Iran mine-laying in Strait of Hormuz hits ship-transit odds
A US official confirmed Iran is continuing mine-laying in the Strait of Hormuz, increasing commercial shipping risk. In the Strait of Hormuz prediction market, the odds for more than 80 ship transits by April 30 fell sharply after the news, to about 3.6% from around 10% a day earlier. Earlier pricing (and a related April 19 window) also pointed to persistent near-term uncertainty rather than normalization.
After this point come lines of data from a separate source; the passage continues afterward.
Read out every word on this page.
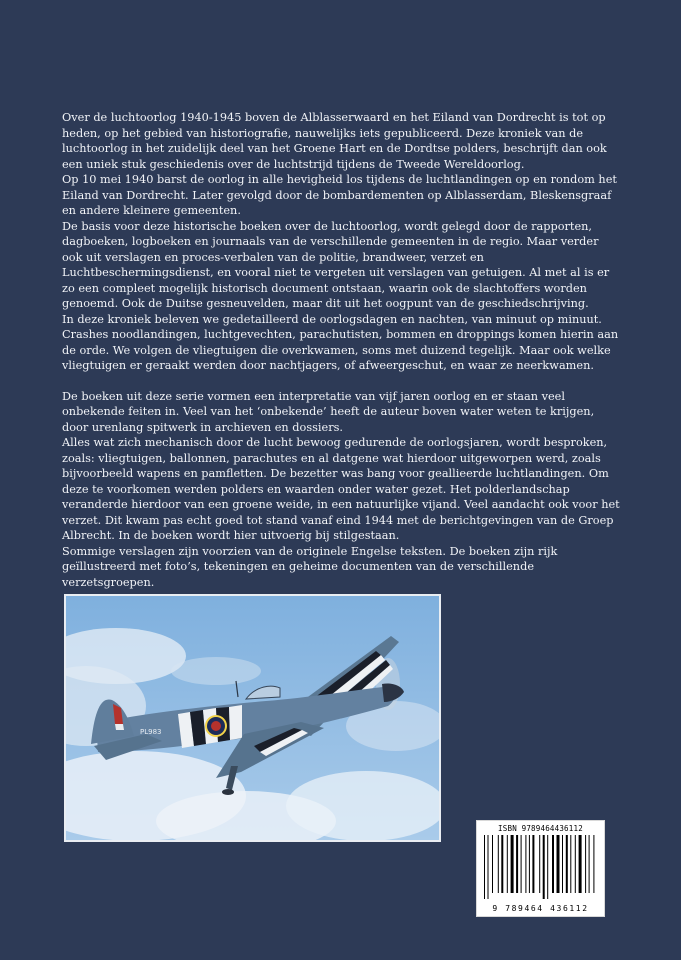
Over de luchtoorlog 1940-1945 boven de Alblasserwaard en het Eiland van Dordrecht is tot op heden, op het gebied van historiografie, nauwelijks iets gepubliceerd. Deze kroniek van de luchtoorlog in het zuidelijk deel van het Groene Hart en de Dordtse polders, beschrijft dan ook een uniek stuk geschiedenis over de luchtstrijd tijdens de Tweede Wereldoorlog.

Op 10 mei 1940 barst de oorlog in alle hevigheid los tijdens de luchtlandingen op en rondom het Eiland van Dordrecht. Later gevolgd door de bombardementen op Alblasserdam, Bleskensgraaf en andere kleinere gemeenten.

De basis voor deze historische boeken over de luchtoorlog, wordt gelegd door de rapporten, dagboeken, logboeken en journaals van de verschillende gemeenten in de regio. Maar verder ook uit verslagen en proces-verbalen van de politie, brandweer, verzet en Luchtbeschermingsdienst, en vooral niet te vergeten uit verslagen van getuigen. Al met al is er zo een compleet mogelijk historisch document ontstaan, waarin ook de slachtoffers worden genoemd. Ook de Duitse gesneuvelden, maar dit uit het oogpunt van de geschiedschrijving.

In deze kroniek beleven we gedetailleerd de oorlogsdagen en nachten, van minuut op minuut. Crashes noodlandingen, luchtgevechten, parachutisten, bommen en droppings komen hierin aan de orde. We volgen de vliegtuigen die overkwamen, soms met duizend tegelijk. Maar ook welke vliegtuigen er geraakt werden door nachtjagers, of afweergeschut, en waar ze neerkwamen.

De boeken uit deze serie vormen een interpretatie van vijf jaren oorlog en er staan veel onbekende feiten in. Veel van het ‘onbekende’ heeft de auteur boven water weten te krijgen, door urenlang spitwerk in archieven en dossiers.

Alles wat zich mechanisch door de lucht bewoog gedurende de oorlogsjaren, wordt besproken, zoals: vliegtuigen, ballonnen, parachutes en al datgene wat hierdoor uitgeworpen werd, zoals bijvoorbeeld wapens en pamfletten. De bezetter was bang voor geallieerde luchtlandingen. Om deze te voorkomen werden polders en waarden onder water gezet. Het polderlandschap veranderde hierdoor van een groene weide, in een natuurlijke vijand. Veel aandacht ook voor het verzet. Dit kwam pas echt goed tot stand vanaf eind 1944 met de berichtgevingen van de Groep Albrecht. In de boeken wordt hier uitvoerig bij stilgestaan.

Sommige verslagen zijn voorzien van de originele Engelse teksten. De boeken zijn rijk geïllustreerd met foto’s, tekeningen en geheime documenten van de verschillende verzetsgroepen.

PL983
ISBN 9789464436112
9 789464 436112
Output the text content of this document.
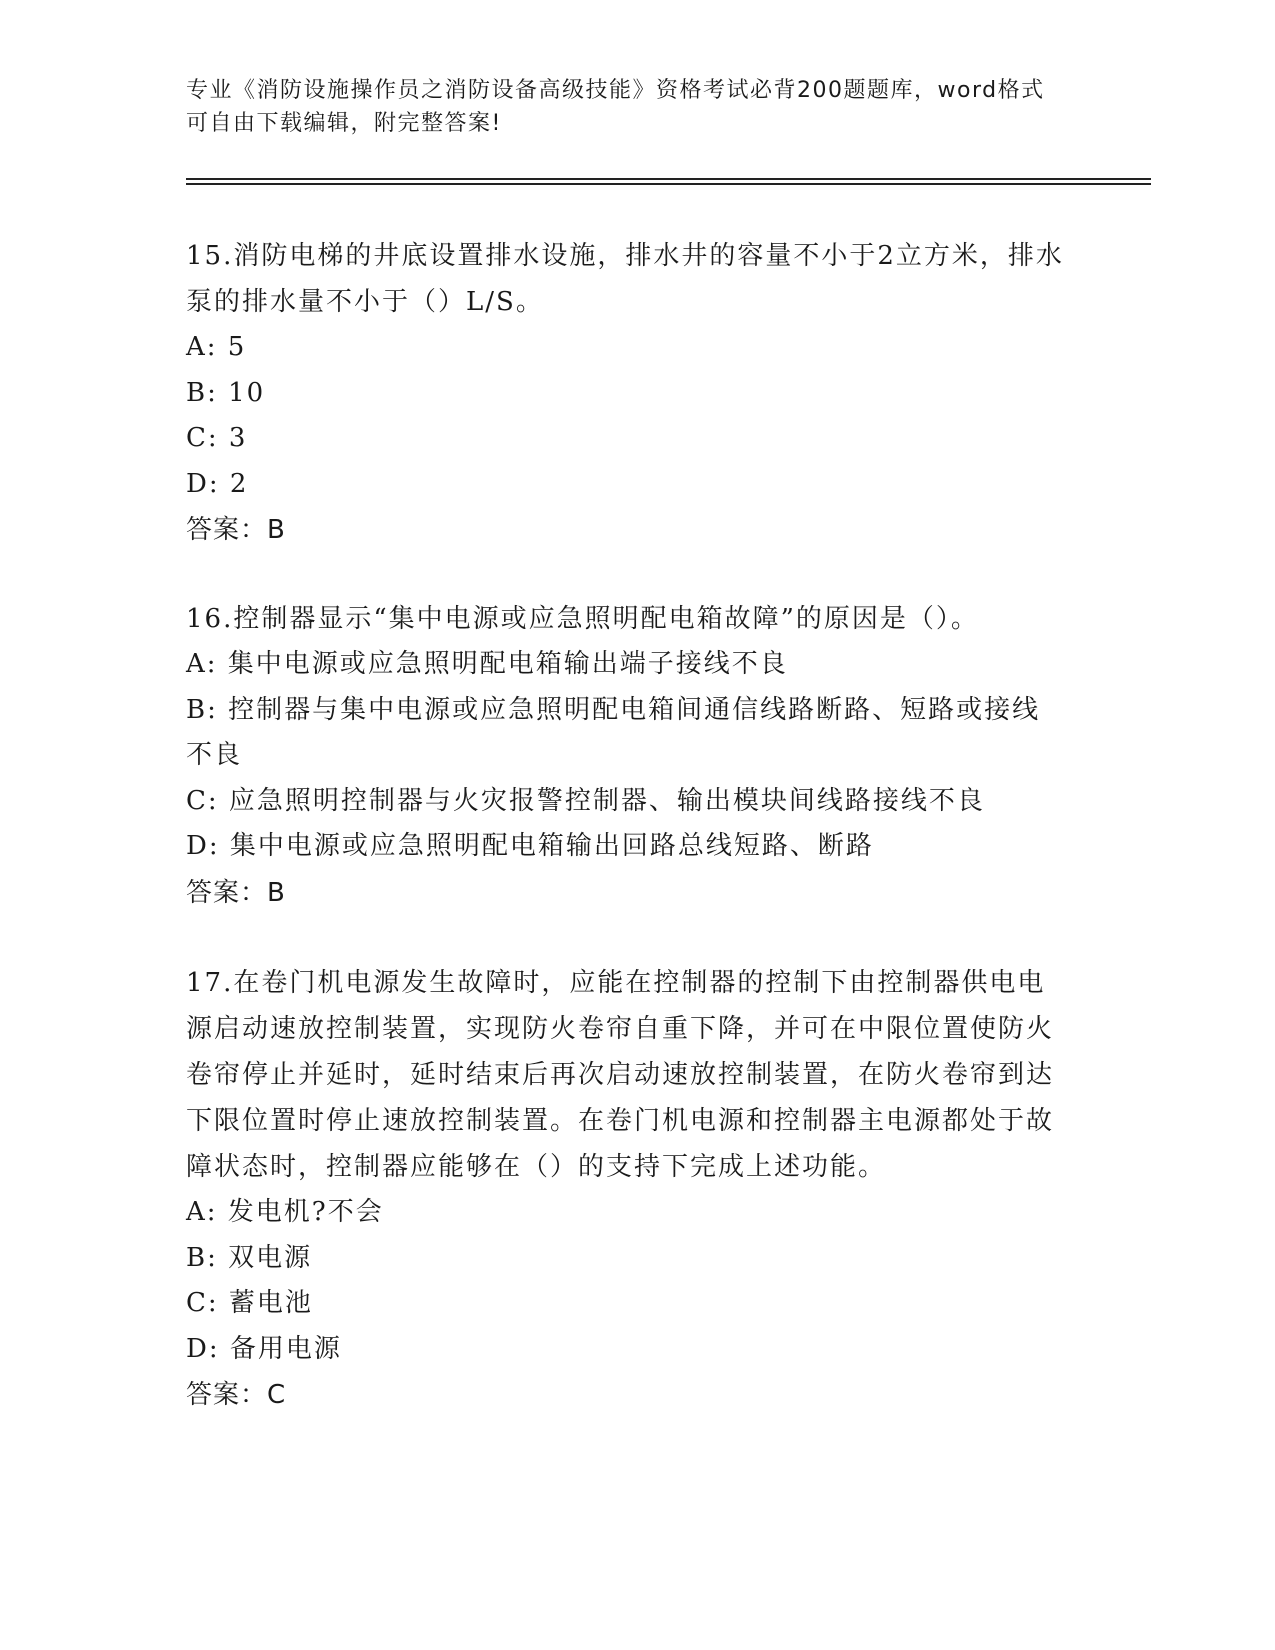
专业《消防设施操作员之消防设备高级技能》资格考试必背200题题库，word格式可自由下载编辑，附完整答案!

15.消防电梯的井底设置排水设施，排水井的容量不小于2立方米，排水泵的排水量不小于（）L/S。

A: 5

B: 10

C: 3

D: 2

答案：B

16.控制器显示“集中电源或应急照明配电箱故障”的原因是（）。

A: 集中电源或应急照明配电箱输出端子接线不良

B: 控制器与集中电源或应急照明配电箱间通信线路断路、短路或接线不良

C: 应急照明控制器与火灾报警控制器、输出模块间线路接线不良

D: 集中电源或应急照明配电箱输出回路总线短路、断路

答案：B

17.在卷门机电源发生故障时，应能在控制器的控制下由控制器供电电源启动速放控制装置，实现防火卷帘自重下降，并可在中限位置使防火卷帘停止并延时，延时结束后再次启动速放控制装置，在防火卷帘到达下限位置时停止速放控制装置。在卷门机电源和控制器主电源都处于故障状态时，控制器应能够在（）的支持下完成上述功能。

A: 发电机?不会

B: 双电源

C: 蓄电池

D: 备用电源

答案：C
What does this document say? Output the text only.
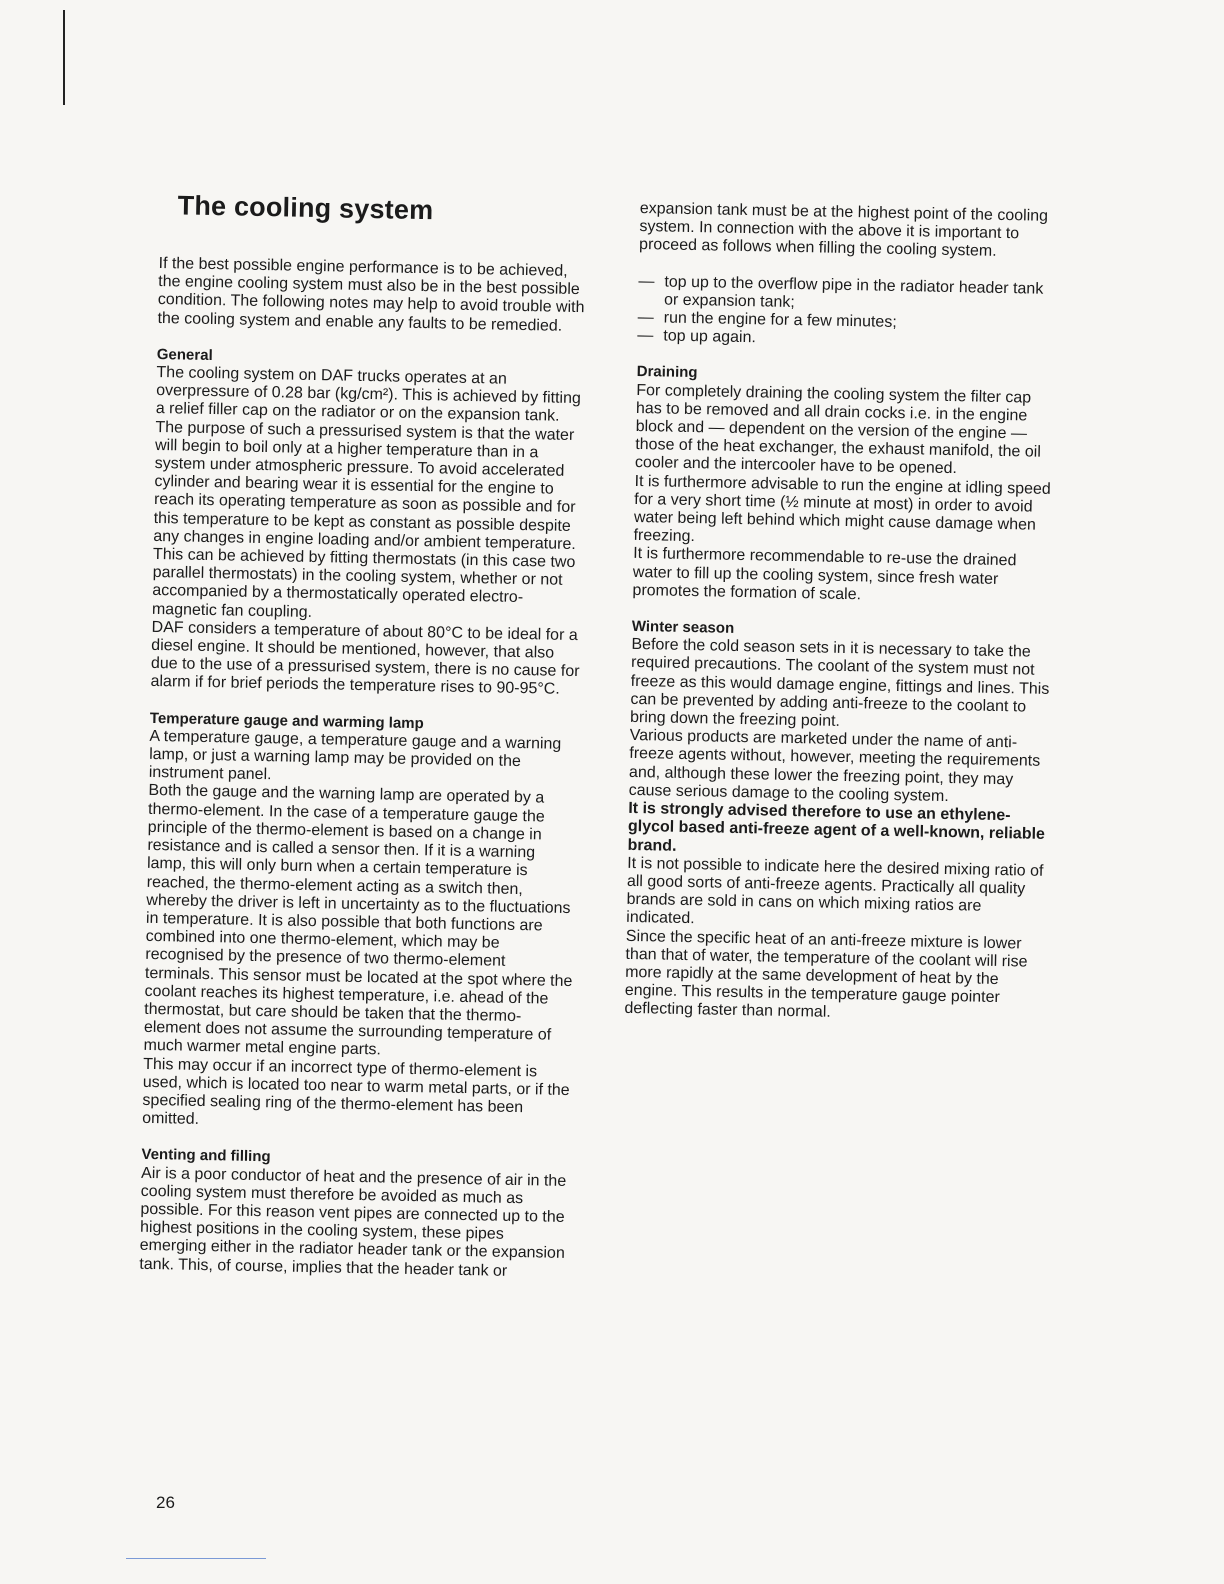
The cooling system

If the best possible engine performance is to be achieved, the engine cooling system must also be in the best possible condition. The following notes may help to avoid trouble with the cooling system and enable any faults to be remedied.

General

The cooling system on DAF trucks operates at an overpressure of 0.28 bar (kg/cm²). This is achieved by fitting a relief filler cap on the radiator or on the expansion tank. The purpose of such a pressurised system is that the water will begin to boil only at a higher temperature than in a system under atmospheric pressure. To avoid accelerated cylinder and bearing wear it is essential for the engine to reach its operating temperature as soon as possible and for this temperature to be kept as constant as possible despite any changes in engine loading and/or ambient temperature. This can be achieved by fitting thermostats (in this case two parallel thermostats) in the cooling system, whether or not accompanied by a thermostatically operated electro-magnetic fan coupling.

DAF considers a temperature of about 80°C to be ideal for a diesel engine. It should be mentioned, however, that also due to the use of a pressurised system, there is no cause for alarm if for brief periods the temperature rises to 90-95°C.

Temperature gauge and warming lamp

A temperature gauge, a temperature gauge and a warning lamp, or just a warning lamp may be provided on the instrument panel.

Both the gauge and the warning lamp are operated by a thermo-element. In the case of a temperature gauge the principle of the thermo-element is based on a change in resistance and is called a sensor then. If it is a warning lamp, this will only burn when a certain temperature is reached, the thermo-element acting as a switch then, whereby the driver is left in uncertainty as to the fluctuations in temperature. It is also possible that both functions are combined into one thermo-element, which may be recognised by the presence of two thermo-element terminals. This sensor must be located at the spot where the coolant reaches its highest temperature, i.e. ahead of the thermostat, but care should be taken that the thermo-element does not assume the surrounding temperature of much warmer metal engine parts.

This may occur if an incorrect type of thermo-element is used, which is located too near to warm metal parts, or if the specified sealing ring of the thermo-element has been omitted.

Venting and filling

Air is a poor conductor of heat and the presence of air in the cooling system must therefore be avoided as much as possible. For this reason vent pipes are connected up to the highest positions in the cooling system, these pipes emerging either in the radiator header tank or the expansion tank. This, of course, implies that the header tank or

expansion tank must be at the highest point of the cooling system. In connection with the above it is important to proceed as follows when filling the cooling system.

— top up to the overflow pipe in the radiator header tank or expansion tank;
— run the engine for a few minutes;
— top up again.
Draining

For completely draining the cooling system the filter cap has to be removed and all drain cocks i.e. in the engine block and — dependent on the version of the engine — those of the heat exchanger, the exhaust manifold, the oil cooler and the intercooler have to be opened.

It is furthermore advisable to run the engine at idling speed for a very short time (½ minute at most) in order to avoid water being left behind which might cause damage when freezing.

It is furthermore recommendable to re-use the drained water to fill up the cooling system, since fresh water promotes the formation of scale.

Winter season

Before the cold season sets in it is necessary to take the required precautions. The coolant of the system must not freeze as this would damage engine, fittings and lines. This can be prevented by adding anti-freeze to the coolant to bring down the freezing point.

Various products are marketed under the name of anti-freeze agents without, however, meeting the requirements and, although these lower the freezing point, they may cause serious damage to the cooling system.

It is strongly advised therefore to use an ethylene-glycol based anti-freeze agent of a well-known, reliable brand.

It is not possible to indicate here the desired mixing ratio of all good sorts of anti-freeze agents. Practically all quality brands are sold in cans on which mixing ratios are indicated.

Since the specific heat of an anti-freeze mixture is lower than that of water, the temperature of the coolant will rise more rapidly at the same development of heat by the engine. This results in the temperature gauge pointer deflecting faster than normal.

26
Event-driven repricing may accelerate because the April 30 contract resolves within days. Liquidity is thin, so small order flow can move probability materially (roughly $940 can shift odds by ~5 percentage points). Although the YES side at ~$0.04 implies large upside if transits exceed 80 ships, ongoing Iran mine-laying and demining uncertainty keep traders cautious. Watch for CENTCOM updates, demining progress (including briefings involving Admiral Brad Cooper), and any changes to US/IRGC passage protocols.
For crypto traders, this is a risk-premium signal for any assets tied to shipping-risk sentiment, with elevated chances of short-term volatility around contract resolution windows.
Bearish
The news is effectively a negative risk update for the Strait of Hormuz prediction market: confirmed ongoing Iran mine-laying pushed the April 30 “>80 ships” odds down quickly (from ~10% to ~3.6%), indicating traders do not expect rapid de-escalation or safe normalization. Thin liquidity further amplifies reactions, making near-term pricing swings more likely. While the contract’s payoff structure offers large upside if conditions improve, the prevailing market view remains that mine-clearing uncertainty and operational risk are still elevated, which typically weighs on risk sentiment short-term.